En 2020, la tech a rendez-vous avec le vintage
Quatre-vingt-quinze ans que l‘Internationale Funkausstellung, plus connu sous son sigle IFA, dévoile le futur technologique. Cette année, priorité est donnée aux valeurs sûres.
Ça se bouscule dans les allées. Ça hurle dans les haut-parleurs. Ça racole au pied des stands. Ça éblouit avec des écrans démesurés. Il y flotte une odeur douceâtre de plastique chaud et de bretzels. Bienvenue à l’IFA, le grand salon européen consacré à la tech qui se tient chaque année à Berlin. S’il occupe un espace plus modeste que son équivalent américain, le Consumer Electronics Show (CES), il se veut aussi moins tape-à-l’oeil et moins superficiel. L’événement, qui peut se targuer d’avoir confié son inauguration à Albert Einstein en 1930, se drape en 2019 d’un voile de nostalgie, tout en retournant vers les valeurs sûres. À défaut d’essayer de vendre des évolutions technologiques qui peinent à séduire par manque de réelles innovations, nombre de constructeurs présents se sont rabattus sur ce qui saute immédiatement aux yeux : le design. Ainsi, même s’il demeure massivement utilisé, le plastique noir cède peu à peu sa place à des matières plus nobles telles que le bois, l’aluminium, l’acier. Surtout, les formes tirent majoritairement leur inspiration de l’école du Bauhaus, mettant en avant simplicité, élégance épurée et fonctionnalisme. Appareils rectangulaires, lignes sobres, boutons proéminents ou en bas-relief, mais à l’usage immédiatement identifiable... Quels que soient les stands que nous avons pu visiter, l’esprit de ce courant artistique – lequel, coïncidence, fête ses 100 ans à quelques kilomètres de là, avec l’exposition Original Bauhaus – semblait bel et bien habiter les concepteurs. La preuve la plus flagrante? Le retour de Braun Audio. Après pratiquement trois décennies de sommeil, c’est avec un modèle d’enceinte directement inspiré de celle conçue par Dieter Rams en 1959 que la marque allemande se remet en selle.

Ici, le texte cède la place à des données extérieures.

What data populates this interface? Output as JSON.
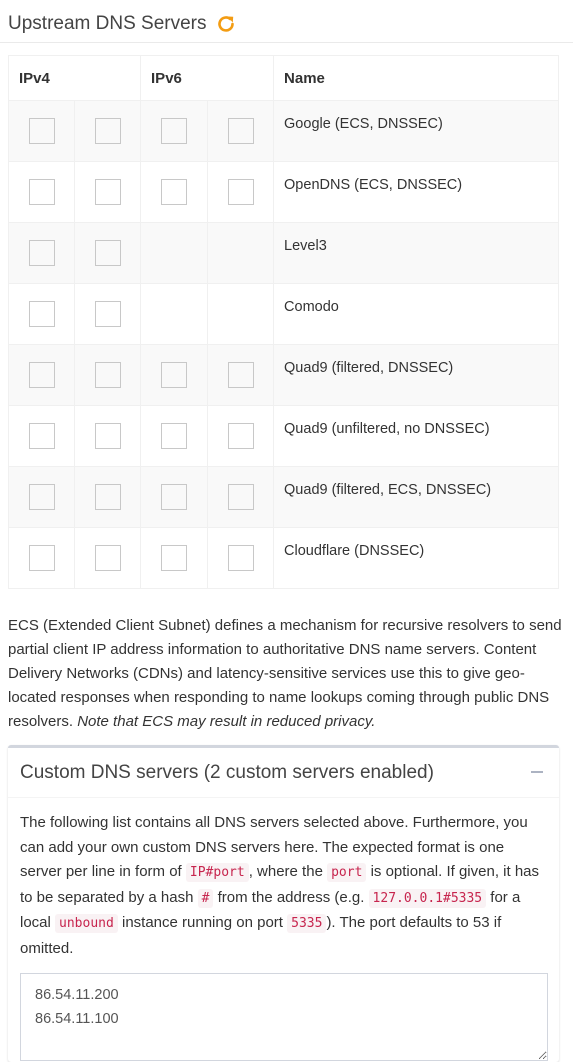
{
  "header": {
    "title": "Upstream DNS Servers",
    "refresh_icon": "refresh-icon",
    "refresh_color": "#f39c12"
  },
  "table": {
    "headers": {
      "ipv4": "IPv4",
      "ipv6": "IPv6",
      "name": "Name"
    },
    "rows": [
      {
        "name": "Google (ECS, DNSSEC)",
        "ipv4": [
          false,
          false
        ],
        "ipv6": [
          false,
          false
        ]
      },
      {
        "name": "OpenDNS (ECS, DNSSEC)",
        "ipv4": [
          false,
          false
        ],
        "ipv6": [
          false,
          false
        ]
      },
      {
        "name": "Level3",
        "ipv4": [
          false,
          false
        ],
        "ipv6": []
      },
      {
        "name": "Comodo",
        "ipv4": [
          false,
          false
        ],
        "ipv6": []
      },
      {
        "name": "Quad9 (filtered, DNSSEC)",
        "ipv4": [
          false,
          false
        ],
        "ipv6": [
          false,
          false
        ]
      },
      {
        "name": "Quad9 (unfiltered, no DNSSEC)",
        "ipv4": [
          false,
          false
        ],
        "ipv6": [
          false,
          false
        ]
      },
      {
        "name": "Quad9 (filtered, ECS, DNSSEC)",
        "ipv4": [
          false,
          false
        ],
        "ipv6": [
          false,
          false
        ]
      },
      {
        "name": "Cloudflare (DNSSEC)",
        "ipv4": [
          false,
          false
        ],
        "ipv6": [
          false,
          false
        ]
      }
    ]
  },
  "ecs": {
    "text": "ECS (Extended Client Subnet) defines a mechanism for recursive resolvers to send partial client IP address information to authoritative DNS name servers. Content Delivery Networks (CDNs) and latency-sensitive services use this to give geo-located responses when responding to name lookups coming through public DNS resolvers.",
    "note": "Note that ECS may result in reduced privacy."
  },
  "custom": {
    "title": "Custom DNS servers (2 custom servers enabled)",
    "collapse_icon": "minus-icon",
    "desc_1": "The following list contains all DNS servers selected above. Furthermore, you can add your own custom DNS servers here. The expected format is one server per line in form of",
    "code_1": "IP#port",
    "desc_2": ", where the",
    "code_2": "port",
    "desc_3": "is optional. If given, it has to be separated by a hash",
    "code_3": "#",
    "desc_4": "from the address (e.g.",
    "code_4": "127.0.0.1#5335",
    "desc_5": "for a local",
    "code_5": "unbound",
    "desc_6": "instance running on port",
    "code_6": "5335",
    "desc_7": "). The port defaults to 53 if omitted.",
    "servers_value": "86.54.11.200\n86.54.11.100"
  }
}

LA QUALITÉ, PAS LA QUANTITÉ. Dans une interview accordée en 2017 à Kinfolk, magazine danois dédié aux professionnels de la création, le même Dieter Rams, à la tête du design de Braun de 1961 à 1995 et influencé par l’école de Walter Gropius, indiquait : « J’ai toujours eu tendance à comprendre cette discussion sur la beauté et à plaider pour un design aussi réduit, clair et orienté utilisateur que possible, et simplement plus supportable plus longtemps. » Un credo repris par nombre de fabricants, dans tous les domaines (audio, vidéo...), y compris dans celui de la téléphonie mobile. Ne reste plus qu’à appliquer l’autre précepte de Dieter Rams soutenant la durabilité de nos appareils. « Nous devons vraiment nous demander très attentivement si nous avons constamment besoin de nouvelles choses, précisait-il encore à Kinfolk. Cela fait longtemps que je plaide pour le "moins, mais mieux". » Pas sûr que les exposants du salon de Berlin se plient aisément à l’exercice.